Snow on the roof but with fire still in the hearth

In the 1950’s, my grandmother owned a summmer cottage in a low-end summer community on Long Island Sound. To make ends meet, many of the owners would rent their cottage for one or two months. We usually played with the renter’s kids and became fast friends before the month was over. On weekends, when everyone would be using the beach, parents sent the kids down to the beach early to stake out the family plot with beach umbrellas and blankets. You could instantly tell where your friends could be found simply by looking at the colored umbrellas. Ours was red and white with fringe.

On this particular day, one of the new middle-aged renters showed up at the beach early, intent on doing a little bottom fishing. His tackle was a sad collection of rusted Penn Reels and thick boat rods with rusted reel seats and a missing guide or two. He carried an equally beat-up tackle box and a pail with his 3 dozen sandworms. This was back in the days when sandworms could be purchased without taking out a second mortage on your home.

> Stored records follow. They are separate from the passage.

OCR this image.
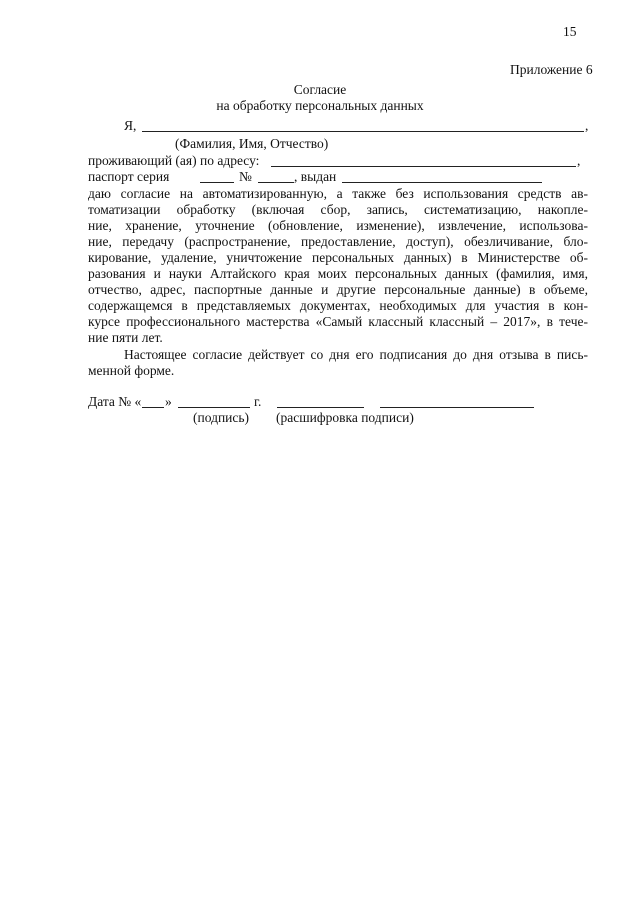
15
Приложение 6
Согласие
на обработку персональных данных
Я,	,
(Фамилия, Имя, Отчество)
проживающий (ая) по адресу:	,
паспорт серия	№	, выдан
даю согласие на автоматизированную, а также без использования средств ав-
томатизации обработку (включая сбор, запись, систематизацию, накопле-
ние, хранение, уточнение (обновление, изменение), извлечение, использова-
ние, передачу (распространение, предоставление, доступ), обезличивание, бло-
кирование, удаление, уничтожение персональных данных) в Министерстве об-
разования и науки Алтайского края моих персональных данных (фамилия, имя,
отчество, адрес, паспортные данные и другие персональные данные) в объеме,
содержащемся в представляемых документах, необходимых для участия в кон-
курсе профессионального мастерства «Самый классный классный – 2017», в тече-
ние пяти лет.
Настоящее согласие действует со дня его подписания до дня отзыва в пись-
менной форме.
Дата № « »	г.
(подпись) (расшифровка подписи)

He wore only a dark, baggy bathsuit and a ridiculous, floppy grass hat that belonged in Freeport not on Long Island Sound. He presented an amazing sight to my friends and me because his totally untanned skin glowed almost ghost-like in the bright, clear morning sun. We watched as he stroll purposefully through waist-deep water to the moored rowboat that came with the rental house. He stowed his gear, grabbed the oars and rowed to the “Blackfish Hole” at the end of John’s Rock.

We forgot about the renter for the next four or five hours as we swam and played at the beach. Just before 1:00 p.m., we recognized the awkward rowing style of our returning fisherman and watched him rehooked his boat up the the mooring. He was, of course, half cooked from his exposure to the sun. The term “Lobster Red” doesn’t even begin to desribe the degree of sunburn on back and shoulders. We watched as he gathered his rods, tackle box, bucket with his catch while sitting on the boat’s gunnel (edge). With his gear firmly in hand, he slid over the edge and disappeared with hardly a ripple. Only his grass hat floated on the surface of the water. The tide had come and the waist deep water was now nearly ten feet deep. He returned to the surface in a few seconds, minus all equipment. My friends and I stared in silent amazement. No one laughed, we just couldn’t believe what we had witnessed. We later donned swim masks and helped him recover his sunken equipment which was undoubted left in worse condition for the next renter. 8T


You had better learn to be a happy camper. You only get one try at this campground and it’s a real short camping season.